Self-Submission

A Transformation in the Study of Robert Burns and Myth

This was my first tutorial for Liberal Studies and I came into it with grand ideas but a unclear understanding of the direction I intended to go in. I knew that I wanted to focus on Scottish folklore and through analytical readings of select myths combined with secondary academic sources, I would thought to try to understand how they are transmitted through time. I’d had the thought to look at the same version of a single folk-tale to compare how they were told in different books, during different periods of time to see if events or moods in history was represented in them. However, as stories of mythology and folklore are usually born out of oral traditions, finding dates for them is a precarious job. Even in the various poetry, ballad and anthology books I had, the dates were often omitted and any history I would have pulled out of them would have been purely conjecture and based of very little evidence. When discussing this with my advisor, I instead proposed that I try studying a single myth and chose to focus on Robert Burns’ famous narrative poem “Tam o’ Shanter.” From there, my advisor suggested was helpful in giving the tutorial a bit more of a structured direction and offered several academic sources that were studies on Burns’ work, romanticism and antiquarianism in Scotland and the British Isles. It would be from there that my focus narrowed and took off into a direction different from where I had intended but remained relevant to the nature of myth and the author himself.

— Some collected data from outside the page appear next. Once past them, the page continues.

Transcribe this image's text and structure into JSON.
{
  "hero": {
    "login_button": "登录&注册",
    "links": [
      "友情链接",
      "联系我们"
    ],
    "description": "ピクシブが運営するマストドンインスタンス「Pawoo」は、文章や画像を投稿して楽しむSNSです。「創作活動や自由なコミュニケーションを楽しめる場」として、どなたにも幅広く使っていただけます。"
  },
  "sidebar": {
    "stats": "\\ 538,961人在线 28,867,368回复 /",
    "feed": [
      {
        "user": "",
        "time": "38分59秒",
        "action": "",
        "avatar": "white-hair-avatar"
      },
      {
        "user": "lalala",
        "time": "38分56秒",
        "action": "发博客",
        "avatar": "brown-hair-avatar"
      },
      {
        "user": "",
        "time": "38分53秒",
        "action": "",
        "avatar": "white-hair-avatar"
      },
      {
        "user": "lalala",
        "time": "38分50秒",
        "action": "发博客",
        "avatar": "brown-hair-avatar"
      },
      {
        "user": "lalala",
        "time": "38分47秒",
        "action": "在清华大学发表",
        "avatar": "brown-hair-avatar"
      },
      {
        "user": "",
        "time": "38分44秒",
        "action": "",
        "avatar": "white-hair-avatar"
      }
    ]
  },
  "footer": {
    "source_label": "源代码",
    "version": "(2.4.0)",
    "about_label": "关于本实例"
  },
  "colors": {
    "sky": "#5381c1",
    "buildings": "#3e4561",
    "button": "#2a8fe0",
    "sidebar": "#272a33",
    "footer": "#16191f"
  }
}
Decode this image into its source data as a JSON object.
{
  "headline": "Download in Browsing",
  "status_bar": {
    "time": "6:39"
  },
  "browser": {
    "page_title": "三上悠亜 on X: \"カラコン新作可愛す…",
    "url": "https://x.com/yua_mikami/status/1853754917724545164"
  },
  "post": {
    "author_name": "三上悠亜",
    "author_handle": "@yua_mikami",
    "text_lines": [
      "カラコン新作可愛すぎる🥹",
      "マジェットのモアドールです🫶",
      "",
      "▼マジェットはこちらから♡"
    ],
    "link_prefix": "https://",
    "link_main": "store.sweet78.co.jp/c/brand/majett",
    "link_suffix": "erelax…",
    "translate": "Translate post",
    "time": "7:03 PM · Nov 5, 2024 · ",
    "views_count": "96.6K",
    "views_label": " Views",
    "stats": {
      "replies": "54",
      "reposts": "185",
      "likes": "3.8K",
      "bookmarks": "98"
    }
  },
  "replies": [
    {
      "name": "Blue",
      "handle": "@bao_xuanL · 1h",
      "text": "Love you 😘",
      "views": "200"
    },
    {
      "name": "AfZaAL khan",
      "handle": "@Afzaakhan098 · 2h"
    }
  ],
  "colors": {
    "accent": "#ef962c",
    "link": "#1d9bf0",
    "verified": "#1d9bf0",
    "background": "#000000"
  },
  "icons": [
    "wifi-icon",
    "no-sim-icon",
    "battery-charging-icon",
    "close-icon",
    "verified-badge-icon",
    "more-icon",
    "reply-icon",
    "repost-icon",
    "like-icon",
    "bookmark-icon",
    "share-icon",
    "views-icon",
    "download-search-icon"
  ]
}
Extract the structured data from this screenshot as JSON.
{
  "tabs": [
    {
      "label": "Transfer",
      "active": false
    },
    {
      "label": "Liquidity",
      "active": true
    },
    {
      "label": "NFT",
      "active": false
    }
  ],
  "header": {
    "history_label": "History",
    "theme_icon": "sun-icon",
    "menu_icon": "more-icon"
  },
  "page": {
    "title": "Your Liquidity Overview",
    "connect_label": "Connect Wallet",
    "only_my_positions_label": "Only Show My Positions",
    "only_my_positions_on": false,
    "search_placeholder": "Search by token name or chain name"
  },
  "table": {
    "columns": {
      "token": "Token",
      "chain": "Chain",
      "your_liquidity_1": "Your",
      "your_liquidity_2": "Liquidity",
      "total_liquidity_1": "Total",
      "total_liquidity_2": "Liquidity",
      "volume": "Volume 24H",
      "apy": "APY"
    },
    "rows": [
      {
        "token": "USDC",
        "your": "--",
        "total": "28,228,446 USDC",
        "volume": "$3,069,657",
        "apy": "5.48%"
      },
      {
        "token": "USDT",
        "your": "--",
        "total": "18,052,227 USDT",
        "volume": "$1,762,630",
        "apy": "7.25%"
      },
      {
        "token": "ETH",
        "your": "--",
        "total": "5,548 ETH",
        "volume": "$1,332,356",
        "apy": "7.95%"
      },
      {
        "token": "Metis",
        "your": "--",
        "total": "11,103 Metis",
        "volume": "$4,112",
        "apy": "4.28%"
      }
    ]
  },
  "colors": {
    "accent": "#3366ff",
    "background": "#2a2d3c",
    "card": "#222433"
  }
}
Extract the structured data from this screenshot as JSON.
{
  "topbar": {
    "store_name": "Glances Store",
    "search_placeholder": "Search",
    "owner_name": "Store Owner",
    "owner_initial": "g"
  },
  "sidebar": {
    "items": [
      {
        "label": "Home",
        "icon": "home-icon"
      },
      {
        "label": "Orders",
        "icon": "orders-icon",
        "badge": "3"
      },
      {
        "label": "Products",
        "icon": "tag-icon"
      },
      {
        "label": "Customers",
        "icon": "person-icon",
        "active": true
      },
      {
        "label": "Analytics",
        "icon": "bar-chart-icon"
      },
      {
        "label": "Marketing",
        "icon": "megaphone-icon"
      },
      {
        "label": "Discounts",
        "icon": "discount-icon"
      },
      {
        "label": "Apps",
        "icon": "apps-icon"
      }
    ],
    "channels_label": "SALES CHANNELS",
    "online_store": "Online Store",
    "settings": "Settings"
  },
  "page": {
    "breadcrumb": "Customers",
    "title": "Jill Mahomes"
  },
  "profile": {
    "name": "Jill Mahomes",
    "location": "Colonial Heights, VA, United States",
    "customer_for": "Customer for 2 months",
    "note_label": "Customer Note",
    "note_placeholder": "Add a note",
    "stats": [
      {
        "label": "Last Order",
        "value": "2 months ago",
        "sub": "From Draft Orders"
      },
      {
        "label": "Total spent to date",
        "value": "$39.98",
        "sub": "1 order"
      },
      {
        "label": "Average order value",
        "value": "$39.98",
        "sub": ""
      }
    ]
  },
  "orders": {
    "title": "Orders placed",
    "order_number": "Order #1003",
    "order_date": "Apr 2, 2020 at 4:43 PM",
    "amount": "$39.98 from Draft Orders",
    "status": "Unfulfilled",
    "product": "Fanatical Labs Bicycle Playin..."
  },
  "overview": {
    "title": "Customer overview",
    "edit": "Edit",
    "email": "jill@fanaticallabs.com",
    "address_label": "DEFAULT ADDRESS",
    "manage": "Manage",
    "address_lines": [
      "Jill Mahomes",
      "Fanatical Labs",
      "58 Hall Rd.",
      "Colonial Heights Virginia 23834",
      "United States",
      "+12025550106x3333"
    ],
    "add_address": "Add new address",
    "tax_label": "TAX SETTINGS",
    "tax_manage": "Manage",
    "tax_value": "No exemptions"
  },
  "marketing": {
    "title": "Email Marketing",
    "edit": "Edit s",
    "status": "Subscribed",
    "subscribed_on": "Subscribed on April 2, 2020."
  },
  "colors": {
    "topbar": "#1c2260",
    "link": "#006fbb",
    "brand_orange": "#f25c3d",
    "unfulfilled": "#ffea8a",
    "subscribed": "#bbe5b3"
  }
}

Robert Burns is a poet that many scholars like to postulate on from his creative style and form; his supposed leanings on politics, religion and gender; to the historical relevance of his work Scottish Romanticism; and even Burns’ role on the present day. Due to his popularity, there is a wealth of academic work ready to be sifted through, narrowed down and refined to fit any academic’s subject. After my advisor’s advice to explore academia on Burns and romanticism, I found it much easier to narrow down my own research parameters and my first response was on an article that discussed the role that Burns’ work had on antiquarianism in Scotland, especially Galloway, where his poem “Tam o ’Shanter” is set. The article encouraged me to delve deeper into that theme and from there I was keen to look at the poem from a historical viewpoint so that I could begin to understand what role politics, place and language had on the creation, publication and reception of Robert Burns’ retelling of a local Scottish myth. My second response paper focused largely on expanding these themes with support from secondary sources to that reinforced the idea from the first paper while adding more context in the influences at Burns’ time. Though I’d done a great deal of research and reading, eliminating and selecting secondary text, my adviser suggested that I use the knowledge and themes from my previous work to do a close reading of the poem “Tam o’ Shanter” itself. This final project was the most interesting as it gave me the occasion to look at the poem from new eyes, and with a fresh understanding of just how well written the poem is from a historical context with his careful choice of language and dialect, and its integral ties to place.

Overall, I enjoyed the investigation element of this first tutorial, and the connections I made from the reading the secondary source materials when examining the poem. I am looking forwards to connecting it with my next tutorial which will be looking at what influences weather and climate had in the past on Scottish folklore.